Un silence prit place à la fin de l’histoire contée par l’adolescent. Ce mythe connu dans le monde entier me semblait familier, mais je n’arrivais pas à mettre le doigt sur l’endroit où j’aurais pu l’entendre. Cela restait cependant très intéressant. Je souhaitais apprendre la Magie, mais je ne m’étais jamais demandé d’où elle nous venait. Si les démons nous avaient offert ces pouvoirs, alors notre Magie était-elle aussi mauvaise qu’eux ? Cette origine me paraissait bien complexe et peu expliquée. De plus, comment nous était parvenue cette histoire ? Le monde peinait à éclairer les civilisations d’autrefois, mais tout le monde connaissait cette histoire. Tout cela me donnait envie d’en découvrir plus.
Léoni était cependant déjà passé à autre chose, il discutait avec Jegal, conservant sa fougue habituelle. Je fixais mon regard sur mon assiette, mais j’étais concentrée sur autre chose, sur l’origine de la Magie « humaine ».

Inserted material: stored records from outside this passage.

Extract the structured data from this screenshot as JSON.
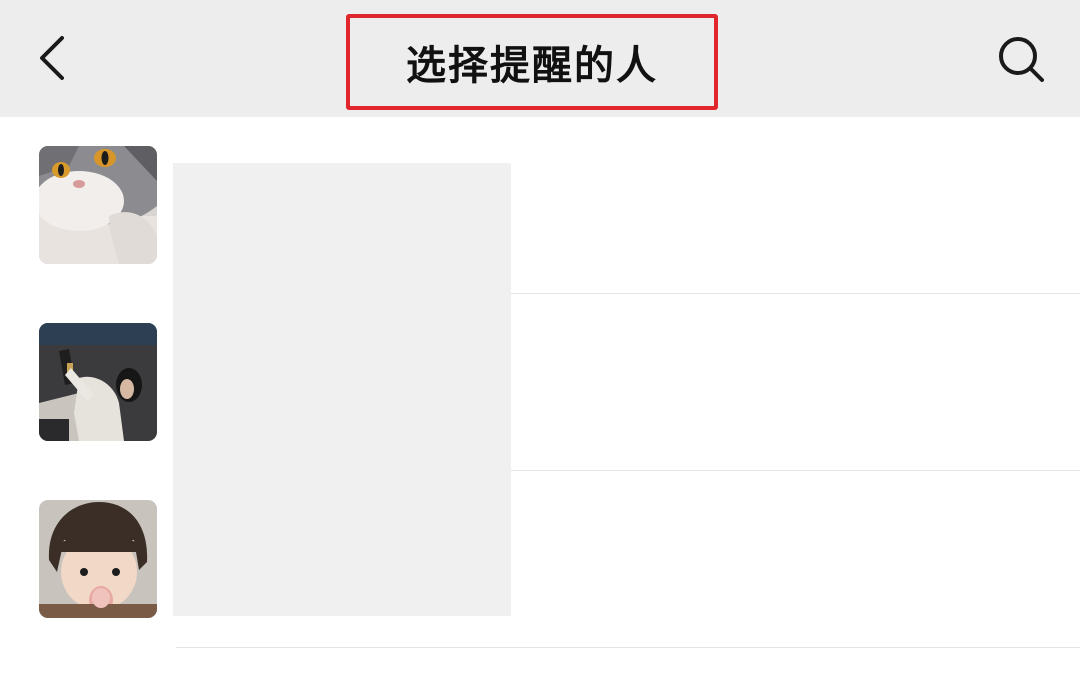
{
  "header": {
    "title": "选择提醒的人",
    "back_icon": "chevron-left-icon",
    "search_icon": "search-icon",
    "highlight_color": "#e0262c",
    "background": "#ededed"
  },
  "contacts": [
    {
      "avatar": "cat-photo-avatar",
      "name": ""
    },
    {
      "avatar": "person-with-bottle-avatar",
      "name": ""
    },
    {
      "avatar": "child-photo-avatar",
      "name": ""
    }
  ],
  "redaction_color": "#f0f0f0"
}
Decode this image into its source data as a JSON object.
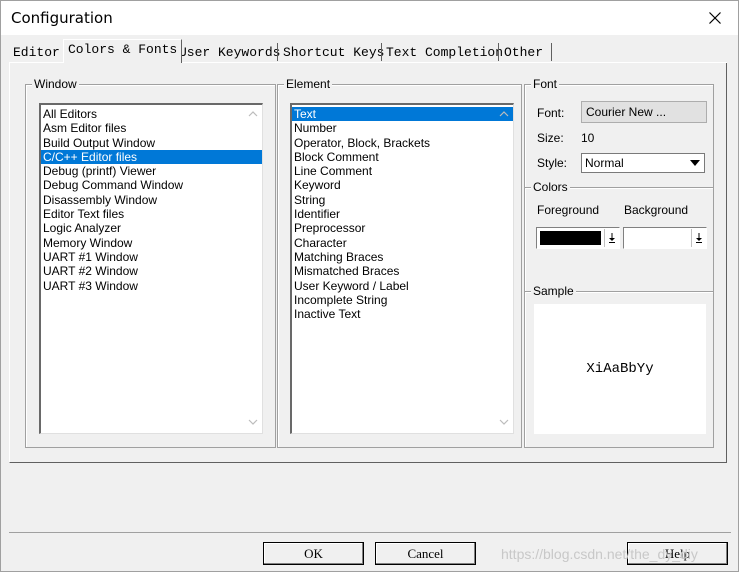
{
  "window": {
    "title": "Configuration"
  },
  "tabs": [
    {
      "label": "Editor",
      "active": false
    },
    {
      "label": "Colors & Fonts",
      "active": true
    },
    {
      "label": "User Keywords",
      "active": false
    },
    {
      "label": "Shortcut Keys",
      "active": false
    },
    {
      "label": "Text Completion",
      "active": false
    },
    {
      "label": "Other",
      "active": false
    }
  ],
  "window_group": {
    "label": "Window",
    "items": [
      "All Editors",
      "Asm Editor files",
      "Build Output Window",
      "C/C++ Editor files",
      "Debug (printf) Viewer",
      "Debug Command Window",
      "Disassembly Window",
      "Editor Text files",
      "Logic Analyzer",
      "Memory Window",
      "UART #1 Window",
      "UART #2 Window",
      "UART #3 Window"
    ],
    "selected": "C/C++ Editor files"
  },
  "element_group": {
    "label": "Element",
    "items": [
      "Text",
      "Number",
      "Operator, Block, Brackets",
      "Block Comment",
      "Line Comment",
      "Keyword",
      "String",
      "Identifier",
      "Preprocessor",
      "Character",
      "Matching Braces",
      "Mismatched Braces",
      "User Keyword / Label",
      "Incomplete String",
      "Inactive Text"
    ],
    "selected": "Text"
  },
  "font_group": {
    "label": "Font",
    "font_label": "Font:",
    "font_button": "Courier New ...",
    "size_label": "Size:",
    "size_value": "10",
    "style_label": "Style:",
    "style_value": "Normal"
  },
  "colors_group": {
    "label": "Colors",
    "foreground_label": "Foreground",
    "background_label": "Background",
    "foreground_color": "#000000",
    "background_color": "#ffffff"
  },
  "sample_group": {
    "label": "Sample",
    "text": "XiAaBbYy"
  },
  "buttons": {
    "ok": "OK",
    "cancel": "Cancel",
    "help": "Help"
  },
  "watermark": "https://blog.csdn.net/the_dy_diy",
  "accent_color": "#0078d7"
}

Tout à coup, un frisson me parcourut. Relevant la tête subitement pour comprendre d’où venait ce sentiment de malaise, je remarquais un homme, non loin. Il était accompagné, mais je savais qu’il ressentait le même mal. Sa mâchoire était crispée et sa jambe battait à un rythme élevé. Il jeta un rapide coup d’œil autour de lui et je détachai mon attention de lui. Je ne savais pas d’où ce sentiment m’était venu, mais ce garçon, sûrement à peine adulte, me procurait une sensation étrange. Ses yeux bleus, d’un pâle époustouflant, parcouraient la pièce du regard. Sans cela, j’aurais presque pu croire qu’il était aveugle. Sa peau avait un teint si pâle, et ses cheveux si platine que j’aurais pu, un instant, le prendre pour un ange des vieux contes.
Je remarquai également le regard égaré de mon frère malgré son oreille attentive aux paroles de son ami. Alors que cette sensation se dissipait, un tintement aigu parvint à mes oreilles. Jegal venait de terminer son repas. Mon assiette encore remplie, j’attrapai ma cuillère et engloutis rapidement ce qu’elle contenait.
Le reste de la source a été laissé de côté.